With hana_ml version 1.0.7 we can now pivot the data easily and intuitively. This functionality is only supported via hana_ml and not in SAP HANA SQL directly, as the hana_ml wrapper generates the required sql code on the fly.
Lets say I have a SAP HANA table which has sample data as below and we access it via hana_ml dataframe
df_data:
The number of different SKUs is 26
Now we want to run a correlation analysis between the different SKUs to check if their sales are potentially cannibalizing or positively impacting each other.
To do this we need to pivot the data so we have a column for each of the 26 SKUs containing the SALES_VALUE.
#Create the pivoted data as a hana_ml dataframe with pivot_table
dp = df_data.pivot_table(values='SALES_VALUE',index = 'DATE_MEASUREMENT', columns='SKU',aggfunc='sum')
#Format the data to fillin zero and have the right datatype for HANA PAL correlation function
dp = dp.fillna(0,SKUS).cast(SKUS, 'DOUBLE')

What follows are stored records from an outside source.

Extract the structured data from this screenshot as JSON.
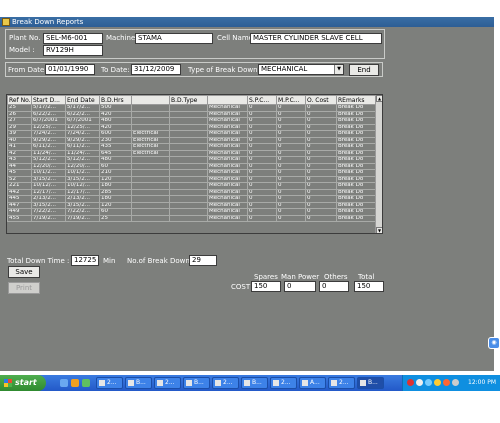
{
  "window": {
    "title": "Break Down Reports"
  },
  "header": {
    "plant_no_label": "Plant No.",
    "plant_no_value": "SEL-M6-001",
    "machine_label": "Machine",
    "machine_value": "STAMA",
    "cell_name_label": "Cell Name",
    "cell_name_value": "MASTER CYLINDER SLAVE CELL",
    "model_label": "Model :",
    "model_value": "RV129H"
  },
  "filter": {
    "from_date_label": "From Date",
    "from_date_value": "01/01/1990",
    "to_date_label": "To Date:",
    "to_date_value": "31/12/2009",
    "type_label": "Type of Break Down",
    "type_value": "MECHANICAL",
    "end_button": "End"
  },
  "table": {
    "columns": [
      "Ref No.",
      "Start D...",
      "End Date",
      "B.D.Hrs",
      "",
      "B.D.Type",
      "",
      "S.P.C...",
      "M.P.C...",
      "O. Cost",
      "REmarks"
    ],
    "rows": [
      [
        "25",
        "5/17/2...",
        "5/17/2...",
        "500",
        "",
        "",
        "Mechanical",
        "0",
        "0",
        "0",
        "Break Do"
      ],
      [
        "26",
        "6/22/2...",
        "6/22/2...",
        "420",
        "",
        "",
        "Mechanical",
        "0",
        "0",
        "0",
        "Break Do"
      ],
      [
        "27",
        "6/7/2001",
        "6/7/2001",
        "480",
        "",
        "",
        "Mechanical",
        "0",
        "0",
        "0",
        "Break Do"
      ],
      [
        "29",
        "12/25/...",
        "12/25/...",
        "420",
        "",
        "",
        "Mechanical",
        "0",
        "0",
        "0",
        "Break Do"
      ],
      [
        "39",
        "7/24/2...",
        "7/24/2...",
        "600",
        "Electrical",
        "",
        "Mechanical",
        "0",
        "0",
        "0",
        "Break Do"
      ],
      [
        "40",
        "9/29/2...",
        "9/29/2...",
        "230",
        "Electrical",
        "",
        "Mechanical",
        "0",
        "0",
        "0",
        "Break Do"
      ],
      [
        "41",
        "6/11/2...",
        "6/11/2...",
        "435",
        "Electrical",
        "",
        "Mechanical",
        "0",
        "0",
        "0",
        "Break Do"
      ],
      [
        "42",
        "11/24/...",
        "11/24/...",
        "645",
        "Electrical",
        "",
        "Mechanical",
        "0",
        "0",
        "0",
        "Break Do"
      ],
      [
        "43",
        "5/12/2...",
        "5/12/2...",
        "480",
        "",
        "",
        "Mechanical",
        "0",
        "0",
        "0",
        "Break Do"
      ],
      [
        "44",
        "12/20/...",
        "12/20/...",
        "60",
        "",
        "",
        "Mechanical",
        "0",
        "0",
        "0",
        "Break Do"
      ],
      [
        "45",
        "10/1/2...",
        "10/1/2...",
        "210",
        "",
        "",
        "Mechanical",
        "0",
        "0",
        "0",
        "Break Do"
      ],
      [
        "52",
        "3/15/2...",
        "3/15/2...",
        "120",
        "",
        "",
        "Mechanical",
        "0",
        "0",
        "0",
        "Break Do"
      ],
      [
        "221",
        "10/12/...",
        "10/12/...",
        "180",
        "",
        "",
        "Mechanical",
        "0",
        "0",
        "0",
        "Break Do"
      ],
      [
        "442",
        "12/17/...",
        "12/17/...",
        "285",
        "",
        "",
        "Mechanical",
        "0",
        "0",
        "0",
        "Break Do"
      ],
      [
        "445",
        "2/13/2...",
        "2/13/2...",
        "180",
        "",
        "",
        "Mechanical",
        "0",
        "0",
        "0",
        "Break Do"
      ],
      [
        "447",
        "3/15/2...",
        "3/15/2...",
        "120",
        "",
        "",
        "Mechanical",
        "0",
        "0",
        "0",
        "Break Do"
      ],
      [
        "449",
        "7/22/2...",
        "7/22/2...",
        "60",
        "",
        "",
        "Mechanical",
        "0",
        "0",
        "0",
        "Break Do"
      ],
      [
        "455",
        "7/19/2...",
        "7/19/2...",
        "25",
        "",
        "",
        "Mechanical",
        "0",
        "0",
        "0",
        "Break Do"
      ]
    ]
  },
  "summary": {
    "total_down_time_label": "Total Down Time :",
    "total_down_time_value": "12725",
    "min_label": "Min",
    "no_of_breakdown_label": "No.of Break Down",
    "no_of_breakdown_value": "29",
    "save_button": "Save",
    "print_button": "Print",
    "cost_label": "COST",
    "spares_label": "Spares",
    "spares_value": "150",
    "man_power_label": "Man Power",
    "man_power_value": "0",
    "others_label": "Others",
    "others_value": "0",
    "total_label": "Total",
    "total_value": "150"
  },
  "taskbar": {
    "start_label": "start",
    "buttons": [
      "2...",
      "B...",
      "2...",
      "B...",
      "2...",
      "B...",
      "2...",
      "A...",
      "2...",
      "B..."
    ],
    "clock": "12:00 PM"
  },
  "colors": {
    "window_bg": "#7d7f7c",
    "titlebar": "#3a6ea5",
    "taskbar": "#2359c8",
    "start": "#2f8a2f"
  }
}
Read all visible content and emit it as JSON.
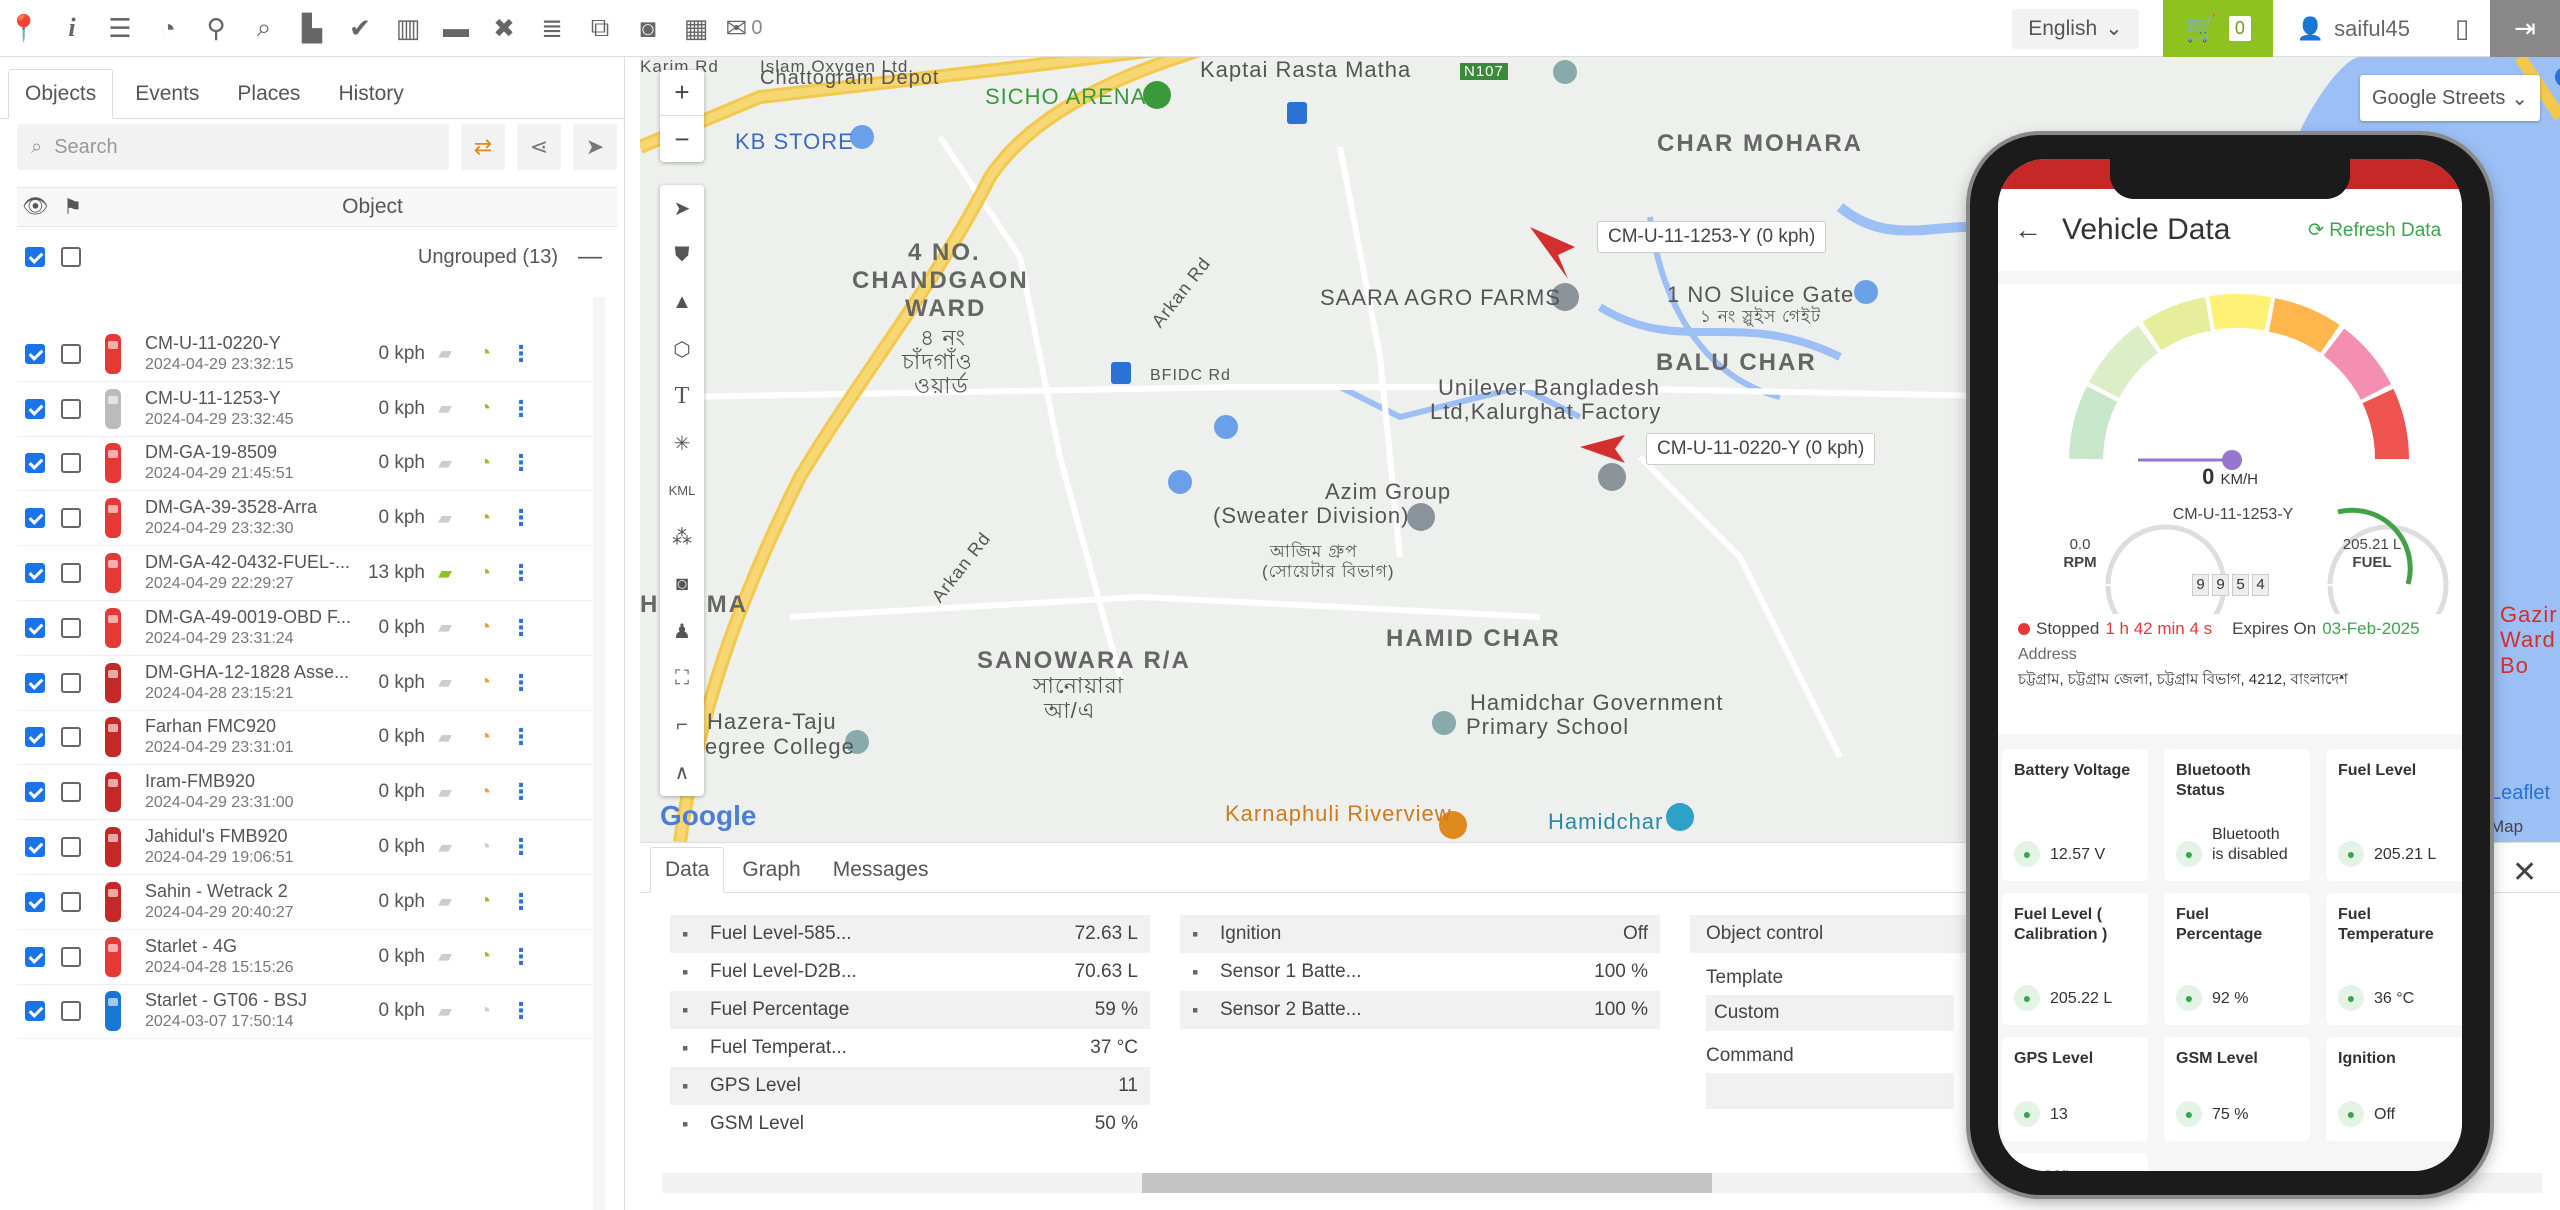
{
  "topbar": {
    "icons": [
      "map-pin-icon",
      "info-icon",
      "sliders-icon",
      "dashboard-icon",
      "location-icon",
      "search-icon",
      "chart-icon",
      "check-icon",
      "book-icon",
      "car-icon",
      "tools-icon",
      "database-icon",
      "code-icon",
      "camera-icon",
      "film-icon",
      "chat-icon"
    ],
    "chat_count": "0",
    "language": "English",
    "cart_count": "0",
    "username": "saiful45"
  },
  "left": {
    "tabs": [
      "Objects",
      "Events",
      "Places",
      "History"
    ],
    "search_placeholder": "Search",
    "col_object": "Object",
    "group_label": "Ungrouped (13)",
    "rows": [
      {
        "name": "CM-U-11-0220-Y",
        "date": "2024-04-29 23:32:15",
        "speed": "0 kph"
      },
      {
        "name": "CM-U-11-1253-Y",
        "date": "2024-04-29 23:32:45",
        "speed": "0 kph"
      },
      {
        "name": "DM-GA-19-8509",
        "date": "2024-04-29 21:45:51",
        "speed": "0 kph"
      },
      {
        "name": "DM-GA-39-3528-Arra",
        "date": "2024-04-29 23:32:30",
        "speed": "0 kph"
      },
      {
        "name": "DM-GA-42-0432-FUEL-...",
        "date": "2024-04-29 22:29:27",
        "speed": "13 kph"
      },
      {
        "name": "DM-GA-49-0019-OBD F...",
        "date": "2024-04-29 23:31:24",
        "speed": "0 kph"
      },
      {
        "name": "DM-GHA-12-1828 Asse...",
        "date": "2024-04-28 23:15:21",
        "speed": "0 kph"
      },
      {
        "name": "Farhan FMC920",
        "date": "2024-04-29 23:31:01",
        "speed": "0 kph"
      },
      {
        "name": "Iram-FMB920",
        "date": "2024-04-29 23:31:00",
        "speed": "0 kph"
      },
      {
        "name": "Jahidul's FMB920",
        "date": "2024-04-29 19:06:51",
        "speed": "0 kph"
      },
      {
        "name": "Sahin - Wetrack 2",
        "date": "2024-04-29 20:40:27",
        "speed": "0 kph"
      },
      {
        "name": "Starlet - 4G",
        "date": "2024-04-28 15:15:26",
        "speed": "0 kph"
      },
      {
        "name": "Starlet - GT06 - BSJ",
        "date": "2024-03-07 17:50:14",
        "speed": "0 kph"
      }
    ]
  },
  "map": {
    "layer": "Google Streets",
    "labels": {
      "karim": "Karim Rd",
      "islam": "Islam Oxygen Ltd.",
      "chattogram": "Chattogram Depot",
      "kaptai": "Kaptai Rasta Matha",
      "n107": "N107",
      "sicho": "SICHO ARENA",
      "kb": "KB STORE",
      "charmohara": "CHAR MOHARA",
      "chandgaon1": "4 NO.",
      "chandgaon2": "CHANDGAON",
      "chandgaon3": "WARD",
      "bn1": "৪ নং",
      "bn2": "চাঁদগাঁও",
      "bn3": "ওয়ার্ড",
      "saara": "SAARA AGRO FARMS",
      "sluice": "1 NO Sluice Gate",
      "sluicebn": "১ নং স্লুইস গেইট",
      "baluchar": "BALU CHAR",
      "bfidc": "BFIDC Rd",
      "arkan": "Arkan Rd",
      "arkan2": "Arkan Rd",
      "unilever1": "Unilever Bangladesh",
      "unilever2": "Ltd,Kalurghat Factory",
      "azim1": "Azim Group",
      "azim2": "(Sweater Division)",
      "azimbn1": "আজিম গ্রুপ",
      "azimbn2": "(সোয়েটার বিভাগ)",
      "harima": "HARIMA",
      "sanowara": "SANOWARA R/A",
      "sanowarabn1": "সানোয়ারা",
      "sanowarabn2": "আ/এ",
      "hamidchar": "HAMID CHAR",
      "hamidgov1": "Hamidchar Government",
      "hamidgov2": "Primary School",
      "hazera1": "Hazera-Taju",
      "hazera2": "Degree College",
      "karnaphuli": "Karnaphuli Riverview",
      "hamidchar2": "Hamidchar",
      "gazir1": "Gazir",
      "gazir2": "Ward Bo",
      "tip1": "CM-U-11-1253-Y (0 kph)",
      "tip2": "CM-U-11-0220-Y (0 kph)",
      "google": "Google",
      "leaflet": "Leaflet",
      "maperr": "Map error"
    }
  },
  "bottom": {
    "tabs": [
      "Data",
      "Graph",
      "Messages"
    ],
    "col1": [
      {
        "label": "Fuel Level-585...",
        "value": "72.63 L"
      },
      {
        "label": "Fuel Level-D2B...",
        "value": "70.63 L"
      },
      {
        "label": "Fuel Percentage",
        "value": "59 %"
      },
      {
        "label": "Fuel Temperat...",
        "value": "37 °C"
      },
      {
        "label": "GPS Level",
        "value": "11"
      },
      {
        "label": "GSM Level",
        "value": "50 %"
      }
    ],
    "col2": [
      {
        "label": "Ignition",
        "value": "Off"
      },
      {
        "label": "Sensor 1 Batte...",
        "value": "100 %"
      },
      {
        "label": "Sensor 2 Batte...",
        "value": "100 %"
      }
    ],
    "objctl": {
      "title": "Object control",
      "template_label": "Template",
      "template_value": "Custom",
      "command_label": "Command"
    }
  },
  "phone": {
    "title": "Vehicle Data",
    "refresh": "Refresh Data",
    "speed": "0",
    "unit": "KM/H",
    "plate": "CM-U-11-1253-Y",
    "rpm_value": "0.0",
    "rpm_label": "RPM",
    "fuel_value": "205.21 L",
    "fuel_label": "FUEL",
    "odometer": [
      "9",
      "9",
      "5",
      "4"
    ],
    "status": "Stopped",
    "duration": "1 h 42 min 4 s",
    "expires_label": "Expires On",
    "expires": "03-Feb-2025",
    "address_label": "Address",
    "address": "চট্টগ্রাম, চট্টগ্রাম জেলা, চট্টগ্রাম বিভাগ, 4212, বাংলাদেশ",
    "tiles": [
      {
        "label": "Battery Voltage",
        "value": "12.57 V"
      },
      {
        "label": "Bluetooth Status",
        "value": "Bluetooth is disabled"
      },
      {
        "label": "Fuel Level",
        "value": "205.21 L"
      },
      {
        "label": "Fuel Level ( Calibration )",
        "value": "205.22 L"
      },
      {
        "label": "Fuel Percentage",
        "value": "92 %"
      },
      {
        "label": "Fuel Temperature",
        "value": "36 °C"
      },
      {
        "label": "GPS Level",
        "value": "13"
      },
      {
        "label": "GSM Level",
        "value": "75 %"
      },
      {
        "label": "Ignition",
        "value": "Off"
      },
      {
        "label": "Sensor",
        "value": ""
      }
    ]
  }
}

This generates a hana_ml dataframe which has SALES_VALUE for each of the 26 SKUs in a column format:
Now we can easily get a correlation matrix between all SKUs as follows, here I am choosing to show only the top 10 SKUs based on their SALES_VALUE but you can run the same analysis for all SKUs very efficiently:
#Focus on only top 10 SKUs
SKUS = list(set(top_10_skus.select('SKU').collect()['SKU']))
from hana_ml.algorithms.pal import stats
corr = stats.pearsonr_matrix(conn_context=conn, data=dp, cols = SKUS)
corr.collect()
This provides the following hana_ml dataframe with correlation coefficient between every pair of SKUs.

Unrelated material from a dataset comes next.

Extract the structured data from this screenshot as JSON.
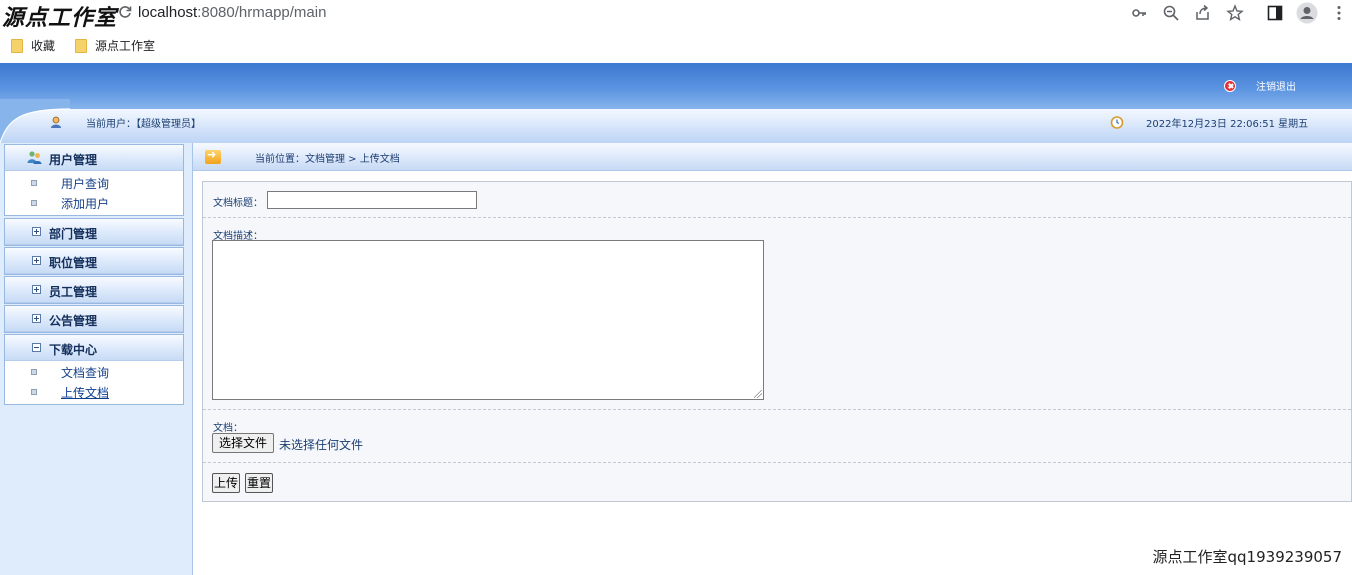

We can also easily plot this as a matrix using
hana_ml.visualizers package
Many other plotting capabilities with hana_ml.visualizers is described very nicely in
Arun Godwin Patel's blog post
from hana_ml import visualizers
from hana_ml.visualizers.eda import EDAVisualizer
import matplotlib.pyplot as plt
get_ipython().magic('matplotlib inline')
f = plt.figure(figsize=(10,10))
ax = f.add_subplot()
eda = EDAVisualizer(ax)
ax, corr_data = eda.correlation_plot(data=dp, corr_cols =SKUS, label=True, cmap='RdYlGn')
plt.show()
This produces the following correlation matrix.
Finally we now have a way of pushing down pivoting functionality to SAP HANA without moving data outside or writing customized SQL.